Ireland to ban new petrol and diesel vehicles from 2030
The Irish government plans to ban the sale of new petrol and diesel vehicles by 2030, as part of a major strategy to protect the environment.
The aim is to ensure that all new cars and vans on Irish roads in 11 years' time are electric vehicles.
The proposed legislation was among 180 measures in the government's Climate Action Plan, published on Monday.
The document also includes a target to implement an EU-wide ban on non-recyclable plastic by 2030.
The Climate Action Plan states that the Republic of Ireland is "way off course" in its attempts to achieve its emissions targets.
Unveiling the plan on Monday, the Environment Minister Richard Bruton said Ireland was "currently 85% dependent on fossil fuels".
He said that at a time when the state's carbon footprint should be reducing, Ireland's greenhouse gas emissions "have been rising rapidly" and that trend had to be reversed.
He arrived at the launch in Grangegorman, north Dublin, on a hybrid electric bus, accompanied by Taoiseach (Irish Prime Minister) Leo Varadkar and several other members of the cabinet.

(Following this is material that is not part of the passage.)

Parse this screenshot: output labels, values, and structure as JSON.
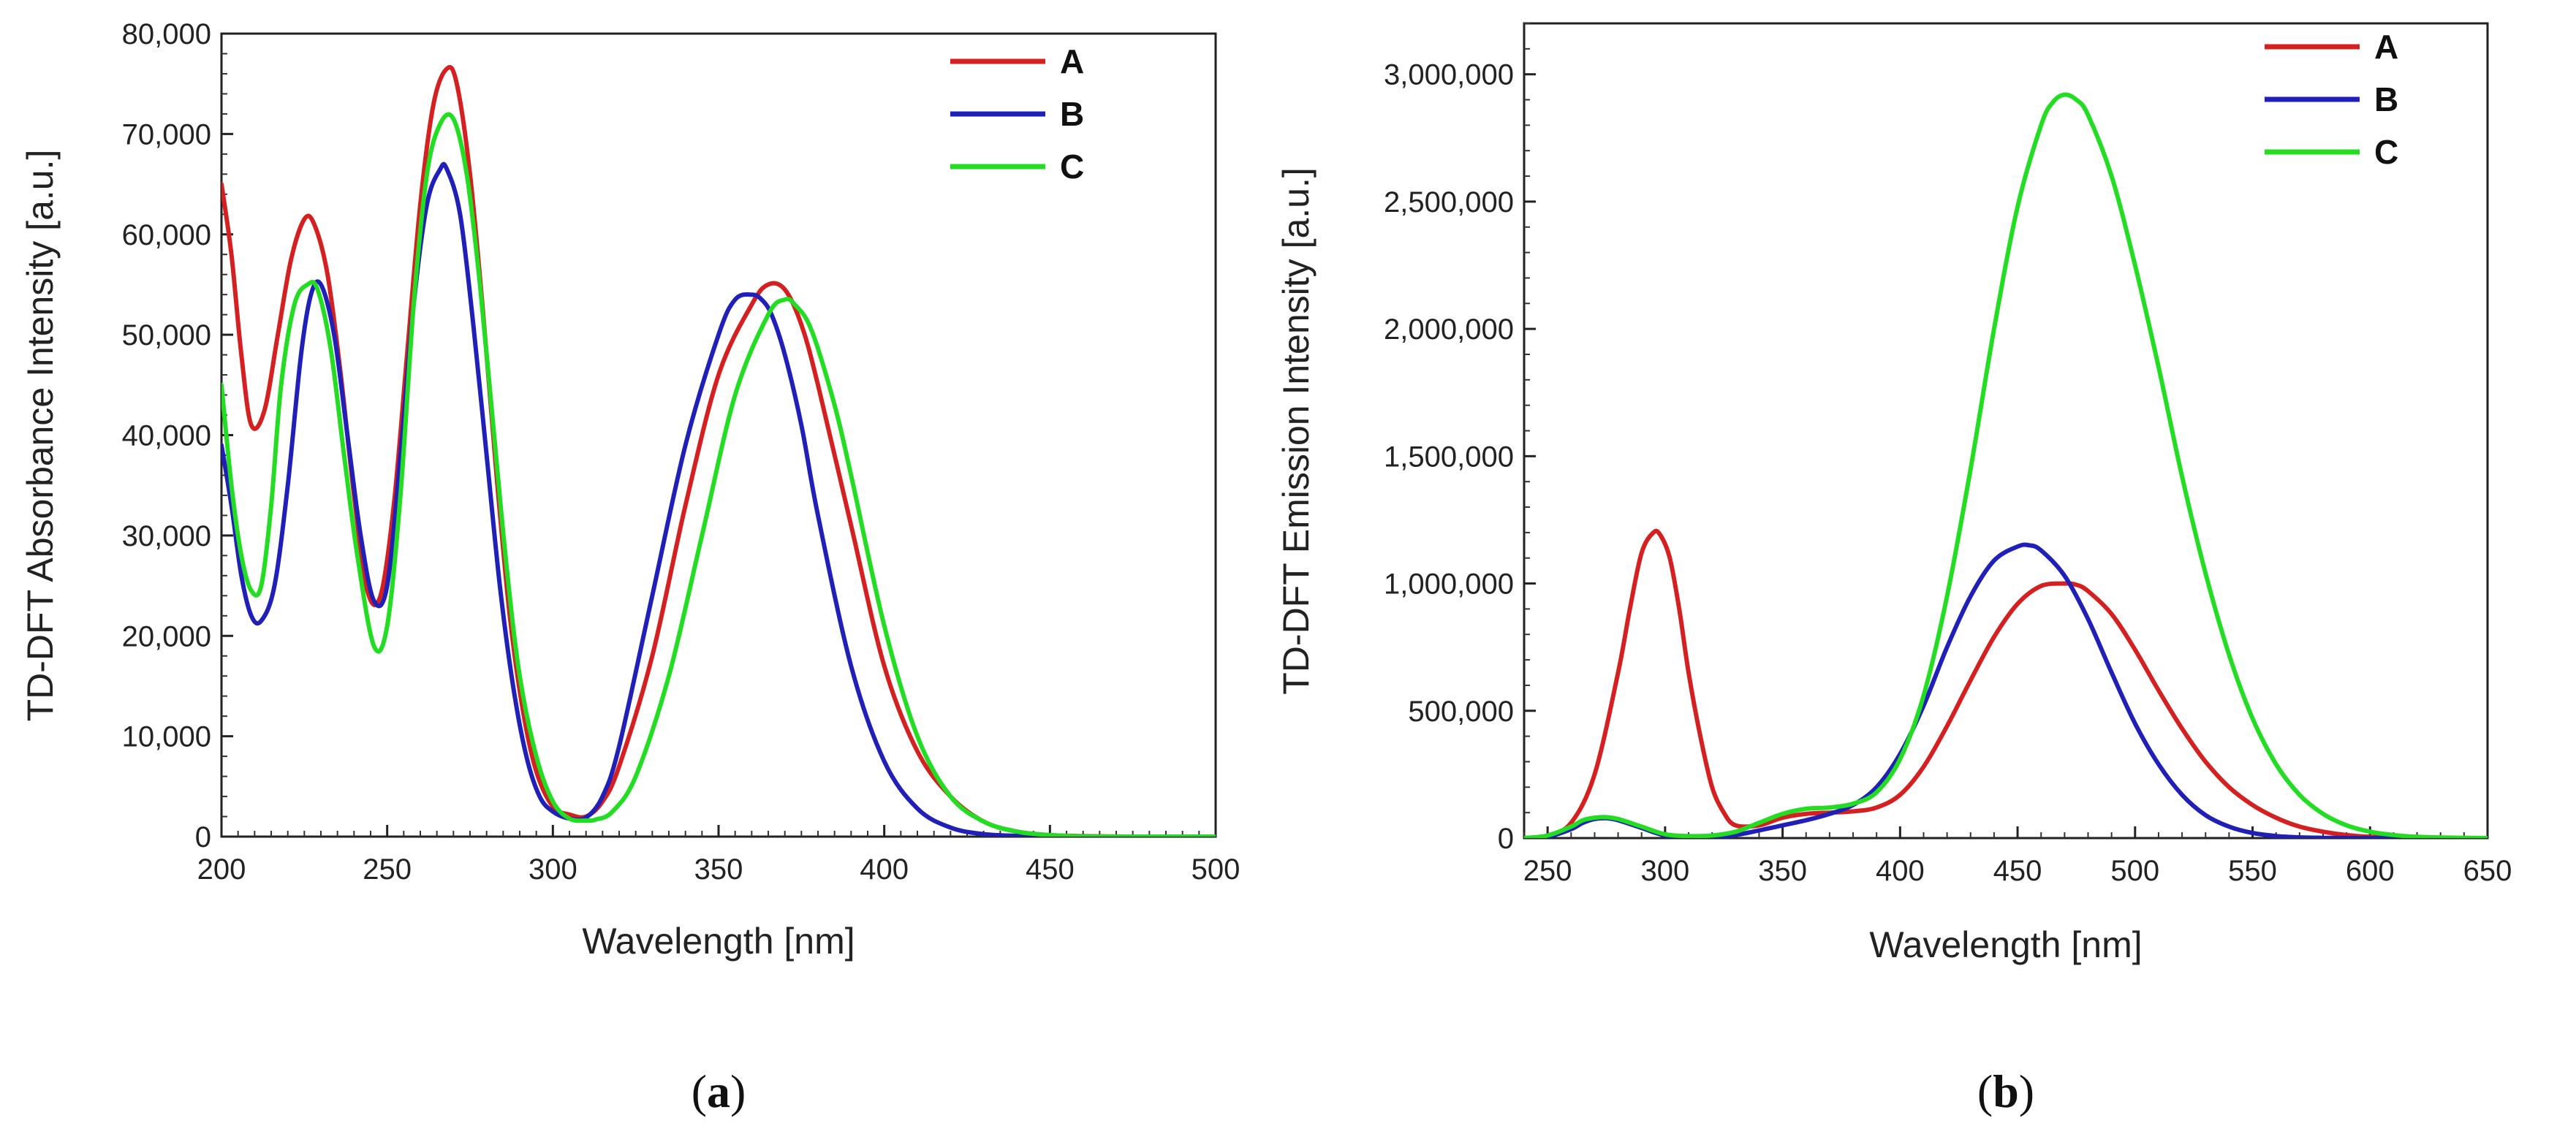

Mr Bruton said the plan was a roadmap to achieving existing 2030 emissions targets and would put Ireland "on a trajectory to achieve net zero carbon emissions by 2050".
The hope is that by the time the petrol and diesel vehicle ban is introduced in 2030 there will be 950,000 electric vehicles on Irish roads.
The government is set to invest in a "nationwide" charging network to power the new vehicles.
By 2025, at least one recharging point will be required at new non-residential buildings with more than 10 parking spaces.
In addition to banning the sale of new fossil fuel cars, the government said it would stop granting National Car Test (NCT) certificates to such vehicles by 2045.
The compulsory inspection programme is carried out every year on vehicles that are more than 10 years old.
Mr Bruton said climate targets would be set for every relevant sector of government and public body, including housing; transport; agriculture and the public sector.
The relevant minister will be responsible for achieving the target, with "penalties" if they are not met, he tweeted.
Up to 500,000 homes are to be included in a "retrofit plan" to make them more energy efficient.
As well as the ban on non-recyclable plastic, higher fees will be imposed on the production of materials that are difficult to recycle.
Government departments and bodies have also been instructed to stop buying single-use plastic cups, cutlery and straws.
"Ultimately this is about securing a better, healthier, more resilient future for the country," the minister said.
Opposition parties have given a cautious welcome to the plan, but some claimed it lacked detail and did not focus strongly enough on public transport.
The Green Party and Sinn Féin both called for more investment in public transport infrastructure, while Fianna Fáil complained that the plan was not costed.